There is a long list of similar store-bought elements which populate the sculpture, used for both metaphoric and compositional effect. Large tape measures hang downwards, fully extended, like stalagmites; blue water bottles specially selected by the artist range upwards, helpfully accompanied by yellow and blue plastic drinking cups. Ascending rows of carpenter’s levels provide a horizontal counterpoint to the inherent instability and verticality of the work, while plastic ferns, flowers, and painted branches are the only literal referents to the natural world — often attached to the sculpture by the intermediary of the ever-present yellow clips. Ferns and plastic cups sit inside, for some reason, the otherwise empty blue birdcages, and here and there hundreds of colored pushpins rest in metal pans, perhaps awaiting some more particular use at a later stage of the work’s evolution — because above all else, it seems very literally like a work in progress.
When the biblical Jacob had his celestial vision, it famously involved ladders.
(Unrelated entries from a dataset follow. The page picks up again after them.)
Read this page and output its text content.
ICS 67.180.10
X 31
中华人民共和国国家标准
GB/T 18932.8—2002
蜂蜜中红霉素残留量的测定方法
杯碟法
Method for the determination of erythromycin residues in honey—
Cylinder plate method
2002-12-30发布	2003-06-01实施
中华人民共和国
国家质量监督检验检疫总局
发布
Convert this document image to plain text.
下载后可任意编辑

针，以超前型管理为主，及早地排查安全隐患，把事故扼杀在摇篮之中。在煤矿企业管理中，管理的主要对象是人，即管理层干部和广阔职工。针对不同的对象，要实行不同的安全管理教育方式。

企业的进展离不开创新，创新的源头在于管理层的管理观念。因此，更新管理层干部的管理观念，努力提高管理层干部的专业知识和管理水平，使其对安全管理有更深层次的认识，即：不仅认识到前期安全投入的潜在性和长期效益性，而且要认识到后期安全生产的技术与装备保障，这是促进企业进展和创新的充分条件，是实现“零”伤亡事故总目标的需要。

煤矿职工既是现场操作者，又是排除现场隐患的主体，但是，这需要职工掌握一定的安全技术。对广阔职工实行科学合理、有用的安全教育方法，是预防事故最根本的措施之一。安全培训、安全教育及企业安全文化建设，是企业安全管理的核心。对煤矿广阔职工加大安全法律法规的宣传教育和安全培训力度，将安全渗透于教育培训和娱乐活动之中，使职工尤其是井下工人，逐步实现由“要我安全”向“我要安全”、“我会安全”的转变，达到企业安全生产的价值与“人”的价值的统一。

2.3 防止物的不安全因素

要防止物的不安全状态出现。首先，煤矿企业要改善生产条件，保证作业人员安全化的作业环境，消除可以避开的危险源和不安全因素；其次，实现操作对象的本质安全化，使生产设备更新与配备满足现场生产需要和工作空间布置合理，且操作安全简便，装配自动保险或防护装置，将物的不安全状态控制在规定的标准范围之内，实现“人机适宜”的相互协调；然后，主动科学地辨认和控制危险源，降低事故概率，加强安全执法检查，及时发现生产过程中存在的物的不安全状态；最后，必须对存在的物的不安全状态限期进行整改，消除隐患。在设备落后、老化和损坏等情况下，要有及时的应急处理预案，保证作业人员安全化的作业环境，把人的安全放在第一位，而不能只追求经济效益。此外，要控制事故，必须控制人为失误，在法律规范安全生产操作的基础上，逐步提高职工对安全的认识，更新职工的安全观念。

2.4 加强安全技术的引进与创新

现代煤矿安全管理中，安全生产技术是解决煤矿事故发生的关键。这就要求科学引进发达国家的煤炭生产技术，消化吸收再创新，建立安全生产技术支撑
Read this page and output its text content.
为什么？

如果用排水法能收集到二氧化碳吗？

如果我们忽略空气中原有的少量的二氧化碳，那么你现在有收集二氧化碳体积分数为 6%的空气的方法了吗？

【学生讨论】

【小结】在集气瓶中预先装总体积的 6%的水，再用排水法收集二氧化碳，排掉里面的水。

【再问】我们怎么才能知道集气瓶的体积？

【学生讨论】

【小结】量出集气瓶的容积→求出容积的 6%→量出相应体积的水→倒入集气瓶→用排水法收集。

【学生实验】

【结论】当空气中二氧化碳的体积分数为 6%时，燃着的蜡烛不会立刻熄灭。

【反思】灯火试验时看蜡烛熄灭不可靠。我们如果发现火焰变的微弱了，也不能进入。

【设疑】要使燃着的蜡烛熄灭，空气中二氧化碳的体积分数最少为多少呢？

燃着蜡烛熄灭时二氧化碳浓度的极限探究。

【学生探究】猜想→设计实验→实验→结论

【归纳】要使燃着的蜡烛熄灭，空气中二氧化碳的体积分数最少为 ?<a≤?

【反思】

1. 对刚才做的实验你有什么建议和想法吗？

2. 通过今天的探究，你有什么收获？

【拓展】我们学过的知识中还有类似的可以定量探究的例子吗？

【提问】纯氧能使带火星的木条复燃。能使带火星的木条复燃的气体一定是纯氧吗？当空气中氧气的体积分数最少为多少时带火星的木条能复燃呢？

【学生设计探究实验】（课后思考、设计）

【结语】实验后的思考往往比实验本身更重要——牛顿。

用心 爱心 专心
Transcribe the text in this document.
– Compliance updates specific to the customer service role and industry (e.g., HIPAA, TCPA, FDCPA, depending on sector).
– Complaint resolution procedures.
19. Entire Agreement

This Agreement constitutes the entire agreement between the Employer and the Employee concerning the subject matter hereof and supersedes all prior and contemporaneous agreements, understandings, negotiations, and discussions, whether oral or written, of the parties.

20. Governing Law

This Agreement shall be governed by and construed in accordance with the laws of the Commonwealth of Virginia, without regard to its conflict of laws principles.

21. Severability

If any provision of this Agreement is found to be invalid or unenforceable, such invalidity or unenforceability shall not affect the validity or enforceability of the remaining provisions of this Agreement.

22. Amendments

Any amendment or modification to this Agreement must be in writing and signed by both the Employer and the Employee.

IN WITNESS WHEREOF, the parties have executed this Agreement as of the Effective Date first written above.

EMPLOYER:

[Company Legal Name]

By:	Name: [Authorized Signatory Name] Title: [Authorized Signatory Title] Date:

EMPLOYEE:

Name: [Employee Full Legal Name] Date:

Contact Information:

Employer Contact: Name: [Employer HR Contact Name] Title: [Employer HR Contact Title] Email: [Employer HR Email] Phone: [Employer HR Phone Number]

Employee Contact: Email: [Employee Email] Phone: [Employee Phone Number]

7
Here ladders and stairways, often in miniature, do their bit to lead our eye relentlessly upwards, and it is significant that the entire work begins with a ladder at its lowest reaches, and ends with a ladder at its highest point. In the 35 feet in-between, various other ladders and stairs twist, bend, and collide. Who said ascensions were simple? Although other Sze works have included similar elements, one is here reminded of the backstage ladders that are key tools in the art of the theater, as well as serving the Opera technicians who built and hung the current piece.
An important part of the commission was the creation of an artwork that would stand up to repeated viewings. This the artist has clearly done, nearly to a fault. As demonstrated by her earlier work, Sze is comfortable working with huge numbers of individual elements. In the current installation, with so many possible vantage points as one mounts the stairs, or circulates through the surrounding lobby, there are nearly unlimited opportunities to puzzle over and discover the inspired, repetitive minutia that is the work’s strongest feature.
In fact, the sculpture works best when viewed close-up, when we can be swept up in its internal world. From a distance, and particularly when viewed against the lobby’s outer glass wall, the mostly white work lacks clear materiality, failing to hold up against its light surroundings, undermining its ability to truly anchor the surrounding space, or be experienced and enjoyed as a monumental sculptural form. Other Sze works have used color as a more dominant element — I wish that was the case here.
In choosing Sara Sze to animate the pleasant, but rather bland space of the McCaw lobby, the Seattle Arts Commission and its assembled experts made an inspired choice — someone whose work is as eccentric, bristling, complicated, and eventful as the surrounding space is smooth, tasteful, and predictable. It is certainly a major, and perhaps even a great piece, and immediately joins the front ranks of public artworks in this still very evolving young city. Its musical, uplifting theme and Baroque sensibility is completely appropriate for the theater it will now personify.